Tetmeyer: How to properly listen to podcasts


Courtesy of Will Francis via Unsplash

Columnist Grant Tetmeyer teaches us how to listen to podcasts. 

Grant Tetmeyer

This article has been long overdue. With podcasts becoming a major form of mass media, we need to have a talk about the different types, how to listen to them and what you need to remember when picking your next podcast.

What makes me an authority? Nothing. I’m just a guy who really enjoys podcasts and has helped to edit and produce podcasts at the Daily, but I feel I have enough experience to give some advice.

First off, all podcasts are, at their very core, a form of entertainment. From the Joe Rogan Experience, Hardcore History, the Pat McAfee Show, Nerd Poker to This American Life, it is all in the name of entertainment, and you have to keep that in mind while listening to them.

Even the name of a podcast is used as a way to grab your attention and entertain you enough to make you want to listen to it. I didn’t listen to Call Her Daddy because I wanted to learn about how to improve sex with my partner or learn about modern feminism and female empowerment. It’s because the title was funny, and I thought there would be a crap ton of dirty jokes. And I got all of that in spades that I wouldn’t have if it hadn’t been for the entertaining title.

Next, take everything with a grain of salt. A lot of the podcasts that I mentioned are long-form podcasts that feature interviews, and that is one of the most popular forms of podcasting, so it is important to have this in your head when listening to these types of podcasts. Anyone can claim to be an expert, and anyone’s claim can gain traction on a platform like this, so always follow up on major claims made by these people. I’m not saying don’t trust your favorite podcast host or media personality, but words can be construed, and things can be misremembered or misrepresented. So if there is something that you really question, just look it up. If you can eat McDonald’s while driving and talking to your mom, you can take two minutes to Google something.

Third, not everything is equal. I don’t just mean in the production value, but in creating a podcast itself. If you are interested in starting a fantasy podcast or a fiction podcast, you are going to need to think about a lot more than a freeform or conversation-based podcast. You have to think about sound effects, actors, ambient noise, music and any other sounds that would help set the mood, even if it’s just a Dungeons and Dragons podcast. If you want to make a news or murder mystery podcast, you have to do the research, have interviews and check your facts, as well as the production issues of scene-setting that fiction has. And not even all episodes are made the same. Anyone who has listened to a podcast for a while, you know what are some of your favorite episodes and what ones they don’t like.

Finally, small doesn’t mean bad. Yes, we all like to watch big-budget movies and TV shows, watch complicated TikTok videos and listen to majorly produced podcasts, but don’t shy away from the smaller podcasts. I say this as a podcaster as well as a podcast fan; small podcasts can be just as fun and engaging as the big names. Plus, if you go small enough, you can avoid ads or at least an ungodly amount of them that you might get with the bigger names that thrive off of their ad revenue. This isn’t a campaign against big names either. It’s simply advising you to broaden your podcast horizons.

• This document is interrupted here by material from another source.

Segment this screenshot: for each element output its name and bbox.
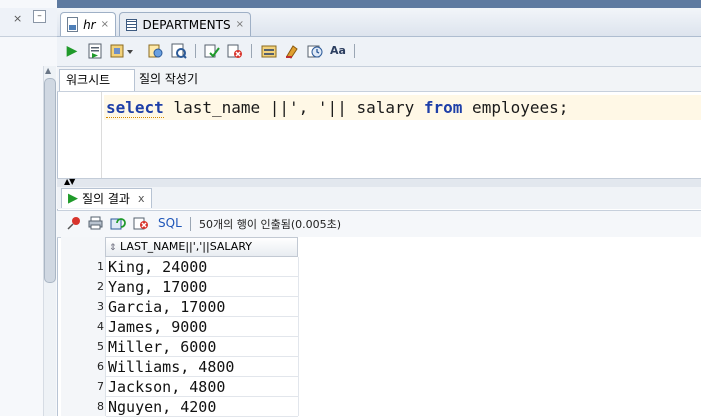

Podcasts are one of the best mediums because really anyone can do it with very minimal setup if you want to, but with that comes a lot of crazy stuff thrown out into the void of the internet. Trust me; I did a podcast where we talked and joked about history stuff. So it’s important that everyone is mindful when picking and listening to your next podcast because it’s easy to get lost in the words of some stranger on the internet. We do it in movie theaters all the time.